Aku dan Mas Fikri saling pandang.

"Bagaimana bisa sawah ada yang mencuri?" Mas Fikri menggaruk kepalanya.

"Maksud Bapak .... sawah kita kena gusur .... "

"Ah, ya ampun! Kenapa Bapak tidak ngomong dari tadi. Malah bilang kehilangan, jadinya kita mikir yang tidak-tidak." Mas Fikri mengusap wajah sambil tersenyum.
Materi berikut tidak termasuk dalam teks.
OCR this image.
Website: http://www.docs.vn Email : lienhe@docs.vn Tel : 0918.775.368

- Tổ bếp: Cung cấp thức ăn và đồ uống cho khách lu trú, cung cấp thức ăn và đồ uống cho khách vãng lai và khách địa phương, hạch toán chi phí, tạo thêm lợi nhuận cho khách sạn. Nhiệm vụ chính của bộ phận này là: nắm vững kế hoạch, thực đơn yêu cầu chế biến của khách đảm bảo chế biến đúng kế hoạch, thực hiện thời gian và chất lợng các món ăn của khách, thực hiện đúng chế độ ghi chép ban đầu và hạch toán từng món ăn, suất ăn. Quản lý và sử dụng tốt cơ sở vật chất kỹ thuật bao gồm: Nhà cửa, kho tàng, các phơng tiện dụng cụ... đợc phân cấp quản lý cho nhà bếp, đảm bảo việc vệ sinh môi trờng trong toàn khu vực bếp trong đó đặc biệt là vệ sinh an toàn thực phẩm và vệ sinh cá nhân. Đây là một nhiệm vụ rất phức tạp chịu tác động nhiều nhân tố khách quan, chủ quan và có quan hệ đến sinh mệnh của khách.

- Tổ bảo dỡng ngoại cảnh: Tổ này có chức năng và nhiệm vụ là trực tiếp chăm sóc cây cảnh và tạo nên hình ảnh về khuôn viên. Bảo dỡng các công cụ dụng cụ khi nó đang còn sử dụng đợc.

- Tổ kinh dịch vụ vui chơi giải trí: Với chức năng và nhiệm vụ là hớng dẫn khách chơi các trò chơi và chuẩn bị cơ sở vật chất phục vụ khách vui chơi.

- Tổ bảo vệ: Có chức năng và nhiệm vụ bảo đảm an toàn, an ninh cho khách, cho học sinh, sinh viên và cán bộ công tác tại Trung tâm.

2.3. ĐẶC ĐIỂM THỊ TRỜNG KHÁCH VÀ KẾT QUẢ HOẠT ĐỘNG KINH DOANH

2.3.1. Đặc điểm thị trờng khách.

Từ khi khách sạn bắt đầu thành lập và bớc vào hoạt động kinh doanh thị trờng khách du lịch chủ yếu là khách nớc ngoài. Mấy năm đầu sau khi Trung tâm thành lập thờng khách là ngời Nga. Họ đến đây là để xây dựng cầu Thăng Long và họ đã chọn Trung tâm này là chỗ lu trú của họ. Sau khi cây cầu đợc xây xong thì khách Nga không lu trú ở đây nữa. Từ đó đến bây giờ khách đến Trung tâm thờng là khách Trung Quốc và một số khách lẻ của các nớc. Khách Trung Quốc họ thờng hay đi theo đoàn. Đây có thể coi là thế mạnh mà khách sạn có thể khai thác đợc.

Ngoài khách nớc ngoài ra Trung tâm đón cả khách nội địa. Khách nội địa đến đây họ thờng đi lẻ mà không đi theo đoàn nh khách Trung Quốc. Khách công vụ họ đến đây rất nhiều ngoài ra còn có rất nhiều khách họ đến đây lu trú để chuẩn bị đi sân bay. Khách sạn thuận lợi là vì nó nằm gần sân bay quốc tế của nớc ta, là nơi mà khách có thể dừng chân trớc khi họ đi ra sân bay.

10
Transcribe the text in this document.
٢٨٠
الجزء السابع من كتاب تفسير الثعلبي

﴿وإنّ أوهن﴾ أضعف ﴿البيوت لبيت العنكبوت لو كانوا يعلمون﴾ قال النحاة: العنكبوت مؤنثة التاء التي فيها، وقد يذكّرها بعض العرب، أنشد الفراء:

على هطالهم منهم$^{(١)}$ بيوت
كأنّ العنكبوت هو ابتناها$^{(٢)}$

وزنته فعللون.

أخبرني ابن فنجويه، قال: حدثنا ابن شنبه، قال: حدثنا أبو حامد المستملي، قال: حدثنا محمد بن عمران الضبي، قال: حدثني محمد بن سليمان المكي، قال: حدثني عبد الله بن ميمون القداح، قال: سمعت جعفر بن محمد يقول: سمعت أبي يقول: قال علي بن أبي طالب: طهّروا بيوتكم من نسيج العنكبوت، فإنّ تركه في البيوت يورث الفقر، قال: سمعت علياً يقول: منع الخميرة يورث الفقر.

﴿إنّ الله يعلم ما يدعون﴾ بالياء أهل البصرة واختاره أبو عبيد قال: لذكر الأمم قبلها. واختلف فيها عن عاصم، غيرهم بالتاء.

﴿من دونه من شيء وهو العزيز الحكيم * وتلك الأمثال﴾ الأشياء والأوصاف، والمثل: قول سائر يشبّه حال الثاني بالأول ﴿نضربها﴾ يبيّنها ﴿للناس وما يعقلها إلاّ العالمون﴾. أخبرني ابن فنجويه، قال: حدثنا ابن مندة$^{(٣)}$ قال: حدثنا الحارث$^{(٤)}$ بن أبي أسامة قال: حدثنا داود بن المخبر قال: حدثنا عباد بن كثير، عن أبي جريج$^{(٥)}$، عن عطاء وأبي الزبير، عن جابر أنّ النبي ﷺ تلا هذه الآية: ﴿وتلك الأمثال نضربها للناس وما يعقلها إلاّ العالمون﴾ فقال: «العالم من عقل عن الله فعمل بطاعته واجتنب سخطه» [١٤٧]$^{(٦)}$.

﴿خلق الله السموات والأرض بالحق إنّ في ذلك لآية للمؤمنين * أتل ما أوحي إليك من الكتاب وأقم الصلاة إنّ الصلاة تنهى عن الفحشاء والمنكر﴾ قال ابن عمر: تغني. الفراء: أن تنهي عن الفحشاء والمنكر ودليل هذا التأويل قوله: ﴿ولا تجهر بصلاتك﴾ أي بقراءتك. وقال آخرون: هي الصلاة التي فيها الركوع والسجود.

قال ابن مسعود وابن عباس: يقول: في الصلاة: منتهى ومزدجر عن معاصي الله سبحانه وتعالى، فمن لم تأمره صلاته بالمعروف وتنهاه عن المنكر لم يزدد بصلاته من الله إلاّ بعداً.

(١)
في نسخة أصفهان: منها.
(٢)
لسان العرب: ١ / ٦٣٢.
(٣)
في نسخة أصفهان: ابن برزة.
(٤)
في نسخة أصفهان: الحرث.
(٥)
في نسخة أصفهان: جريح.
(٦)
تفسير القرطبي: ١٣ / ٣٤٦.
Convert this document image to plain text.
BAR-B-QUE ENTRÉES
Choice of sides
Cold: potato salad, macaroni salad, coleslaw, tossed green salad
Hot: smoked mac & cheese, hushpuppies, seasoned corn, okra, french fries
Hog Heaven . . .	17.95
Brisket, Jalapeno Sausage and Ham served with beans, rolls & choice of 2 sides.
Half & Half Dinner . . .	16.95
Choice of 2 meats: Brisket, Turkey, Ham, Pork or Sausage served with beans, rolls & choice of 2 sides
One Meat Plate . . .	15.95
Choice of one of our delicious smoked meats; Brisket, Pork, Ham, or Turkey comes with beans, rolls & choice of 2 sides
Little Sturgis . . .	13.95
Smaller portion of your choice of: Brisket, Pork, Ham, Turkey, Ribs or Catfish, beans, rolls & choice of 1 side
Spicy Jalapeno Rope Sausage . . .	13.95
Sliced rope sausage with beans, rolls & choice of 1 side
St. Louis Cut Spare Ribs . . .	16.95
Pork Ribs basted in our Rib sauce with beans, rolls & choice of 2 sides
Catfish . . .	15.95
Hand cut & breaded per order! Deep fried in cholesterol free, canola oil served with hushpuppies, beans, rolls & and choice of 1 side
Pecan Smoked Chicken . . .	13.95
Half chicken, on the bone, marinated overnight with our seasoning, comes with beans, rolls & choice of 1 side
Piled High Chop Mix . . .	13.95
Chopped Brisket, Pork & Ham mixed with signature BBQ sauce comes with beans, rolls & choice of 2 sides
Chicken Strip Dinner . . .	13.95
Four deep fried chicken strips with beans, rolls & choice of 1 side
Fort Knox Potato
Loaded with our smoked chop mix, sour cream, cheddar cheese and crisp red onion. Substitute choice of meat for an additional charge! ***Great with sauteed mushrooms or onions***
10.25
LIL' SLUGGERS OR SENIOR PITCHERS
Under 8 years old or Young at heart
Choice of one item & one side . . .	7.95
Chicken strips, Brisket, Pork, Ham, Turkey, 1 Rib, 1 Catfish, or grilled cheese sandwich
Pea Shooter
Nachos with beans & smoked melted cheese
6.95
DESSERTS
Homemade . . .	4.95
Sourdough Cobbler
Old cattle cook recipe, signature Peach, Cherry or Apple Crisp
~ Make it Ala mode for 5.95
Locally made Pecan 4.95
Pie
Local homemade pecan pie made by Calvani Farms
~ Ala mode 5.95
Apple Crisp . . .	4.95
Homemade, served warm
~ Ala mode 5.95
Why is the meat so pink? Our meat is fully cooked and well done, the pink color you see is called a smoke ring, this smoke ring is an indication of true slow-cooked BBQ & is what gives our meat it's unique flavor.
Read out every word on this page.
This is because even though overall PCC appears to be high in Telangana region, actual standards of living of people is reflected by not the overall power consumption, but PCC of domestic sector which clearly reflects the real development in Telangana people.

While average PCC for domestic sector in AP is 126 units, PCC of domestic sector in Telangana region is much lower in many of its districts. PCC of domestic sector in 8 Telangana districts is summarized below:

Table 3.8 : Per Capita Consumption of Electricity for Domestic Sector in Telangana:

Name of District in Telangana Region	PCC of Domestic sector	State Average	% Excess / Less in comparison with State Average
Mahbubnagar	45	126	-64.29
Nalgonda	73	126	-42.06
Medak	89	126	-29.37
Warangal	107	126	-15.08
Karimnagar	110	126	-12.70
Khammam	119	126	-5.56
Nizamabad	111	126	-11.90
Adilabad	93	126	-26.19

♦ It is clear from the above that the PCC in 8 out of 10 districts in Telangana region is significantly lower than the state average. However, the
Sementara Bapak terkekeh sambil menggulung tembakau.

Emak yang tidak terima karena Bapak telah membuat anak dan menantunya ini kaget pun sontak memukul pangkal lengan suaminya.

"Itu 'kan sawah kita satu-satunya, Pak?"

Setahuku, bapak mertuaku ini memang hanya punya sawah satu tempat tapi lumayan luas.

"Iya, tapi mau bagaimana lagi, Fik." Bapak menyulut tembakau yang baru saja selesai dilinting. Menghisap kuat lalu membuang asapnya hingga mengepul di ruang kosong sekitar wajahnya.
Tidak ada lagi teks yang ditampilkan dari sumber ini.